From a theological standpoint, I think this is the most powerful scene in the movie. Batman gives Catwoman the chance at a fresh start, just as Jesus gives us a slate wiped clean. But it’s a gift—a gift given out of grace—that comes with no strings, no attachments, no quid-pro-quo promises of future service. Batman doesn’t require Catwoman to help him get rid of Bane in exchange for the program. Nor does Jesus forgive us our sins on the condition that we’ll be perfect from here on out and give to the church and vote like a good Christian would (whatever that means). Once we take Jesus into our heart and ask Him to forgive our sins, those sins are forgiven: It’s a gift, not a contract.

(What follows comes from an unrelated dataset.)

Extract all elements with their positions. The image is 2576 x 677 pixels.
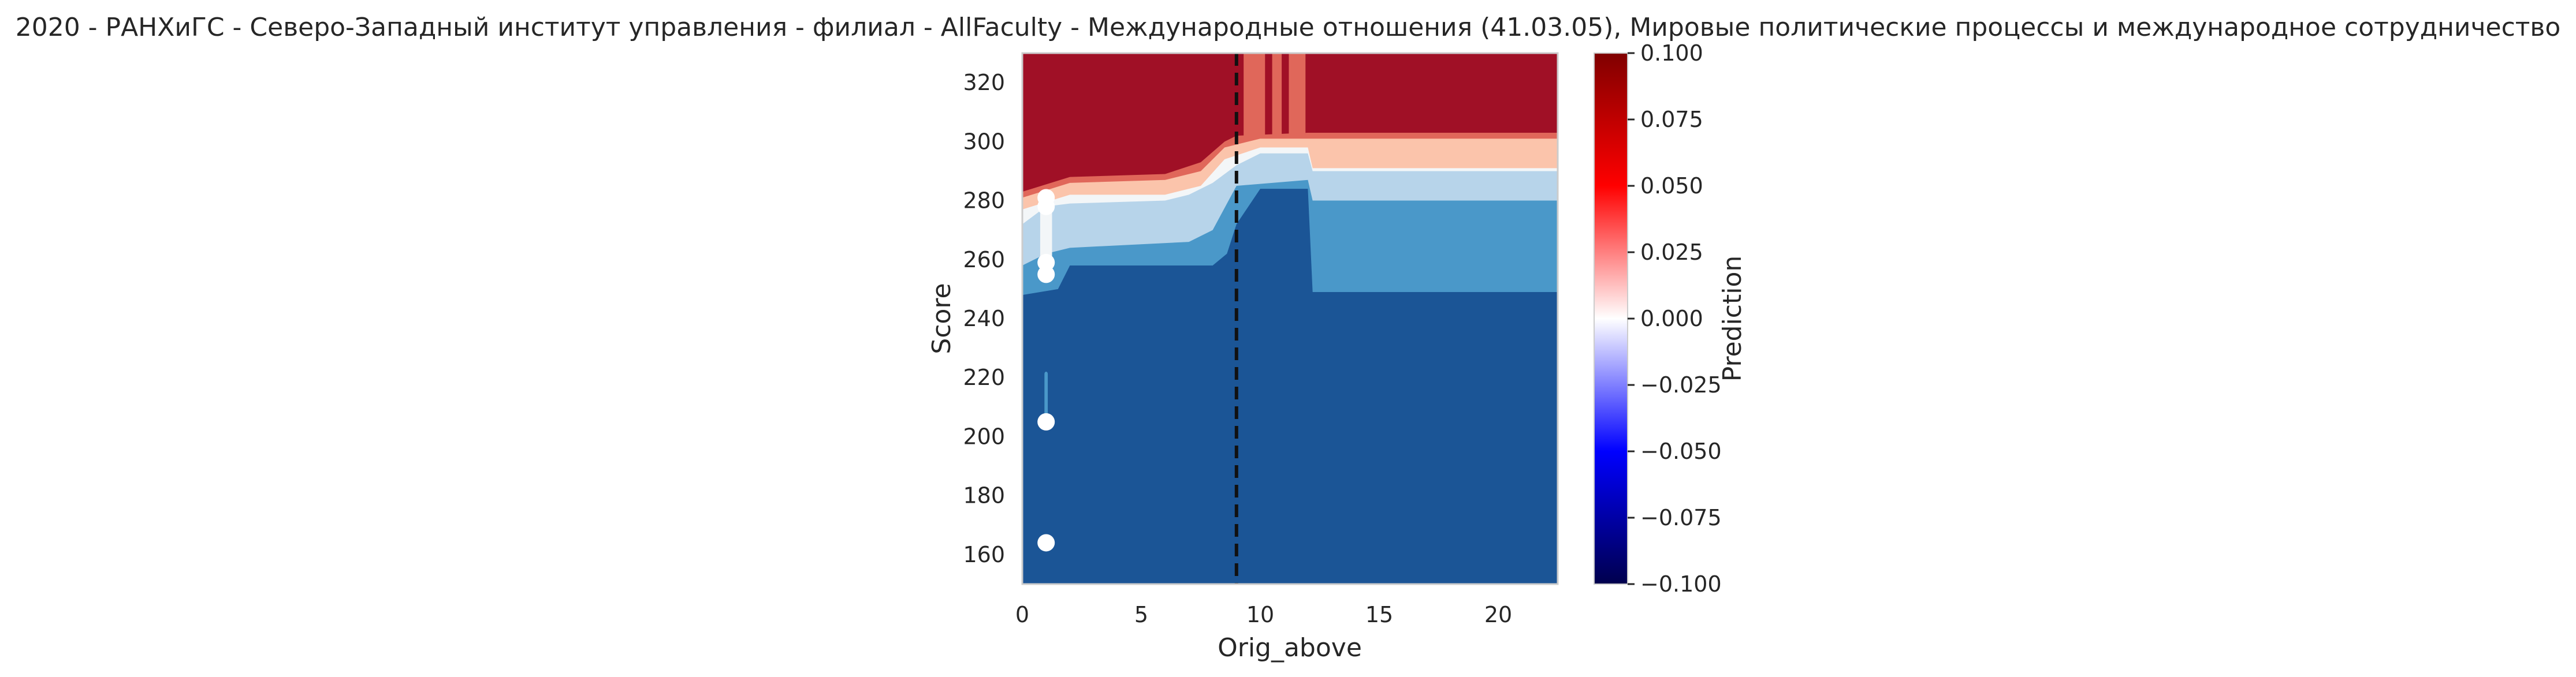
colorbar-tick-label: −0.050 xyxy=(1640,439,1722,464)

But here’s the thing about this gift freely given: The gift changes us. It doesn’t force us to change—we change because we want to. We change in gratitude, in love. And Catwoman changes, too. Instead of getting the heck out of Gotham (as she was most inclined to do), she sticks it out. She becomes—at least at the end of Dark Knight Rises—a good guy. She follows Batman, just as Christians follow Christ, for one simple reason: She wants to.

I have no idea whether director Christopher Nolan intended any of this. But for me, the Batman/Catwoman arc illustrates the interplay between Jesus and us as well as I’ve ever seen in a secular movie.

Biblical authors often use the symbol of man and wife, groom and bride, as metaphors for Jesus and his Church. And as such, I found one of the last scenes in the movie all the more touching: Bruce Wayne and Selina Kyle, sharing lunch together in a far off locale as if on an eternal honeymoon.